The law was intended to ensure fairness in educational opportunity, including for disadvantaged children, but education officials – including ones in Haines – say its standards are rigid and unrealistic. The federal law carried penalties, including possible loss of funding.

The waiver, secured by state officials from the U.S. Department of Education, exempts the state from Adequate Yearly Progress standards, allowing the state to develop its own accountability program.

Testing showed Haines students with disabilities failed to meet the law’s “annual measurable objectives” in math and reading until 2011. The district met those objectives in recent years, with improvements that won the district a statewide award.

But under the federal law, the annual objectives rise each year. In the coming year, students were expected to be 92 percent proficient in math and English starting in third grade.

“When they started in 2002, the idea was to have every child achieving at a proficient level or higher in reading, math and science by 2014. Every year, the bar got higher. In Alaska, the (required improvement) was small over the first few years, but as it approached 2014, it went up dramatically,” said superintendent Michael Byer.

“It didn’t matter what kind of school you were, or where you started. If you got up against some kind of intractable problem, you were stuck,” Byer said.

Some districts improved with the increased standards, but more fell behind, Byer said.

The change doesn’t mean the district won’t be held to standards. “The growth model will put on some heat. There will be heat, I think.
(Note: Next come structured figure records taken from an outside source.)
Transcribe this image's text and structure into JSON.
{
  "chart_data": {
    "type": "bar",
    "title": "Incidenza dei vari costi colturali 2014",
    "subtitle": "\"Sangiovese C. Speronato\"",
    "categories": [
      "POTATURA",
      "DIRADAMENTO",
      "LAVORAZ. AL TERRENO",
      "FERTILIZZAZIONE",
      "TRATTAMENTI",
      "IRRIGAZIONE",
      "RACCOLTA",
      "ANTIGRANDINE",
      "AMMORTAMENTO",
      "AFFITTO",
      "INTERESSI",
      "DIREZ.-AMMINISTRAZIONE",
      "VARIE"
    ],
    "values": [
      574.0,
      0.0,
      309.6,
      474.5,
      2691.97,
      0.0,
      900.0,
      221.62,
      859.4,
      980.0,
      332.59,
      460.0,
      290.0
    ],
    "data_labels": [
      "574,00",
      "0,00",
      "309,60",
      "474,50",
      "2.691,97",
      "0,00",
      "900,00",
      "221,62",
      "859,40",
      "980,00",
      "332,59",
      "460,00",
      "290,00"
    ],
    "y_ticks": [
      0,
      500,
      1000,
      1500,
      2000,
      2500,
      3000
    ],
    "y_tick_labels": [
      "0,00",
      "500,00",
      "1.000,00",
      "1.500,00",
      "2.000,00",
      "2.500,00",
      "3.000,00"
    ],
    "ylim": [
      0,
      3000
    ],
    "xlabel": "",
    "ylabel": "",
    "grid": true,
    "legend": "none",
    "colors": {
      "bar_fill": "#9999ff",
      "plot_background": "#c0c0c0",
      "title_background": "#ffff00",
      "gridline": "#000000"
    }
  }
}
The era of accountability is not over.”

Instead of federal standards, the state will look at schools independently and provide targets for growth, Byer said. Among the changes will be teacher evaluations weighed at least 20 percent by measures of student growth, he said.

The district will still do testing to measure student achievement, Byer said. “They’re looking at coming up with another test that will rank students against where they should be in relation to their grade level. It’s better at showing growth. There will probably be a restructuring of test methods in the state, but that’s still to be done.”

The district will begin fashioning its own teacher evaluation model in the coming year, possibly incorporating one already chosen by Skagway, Byer said.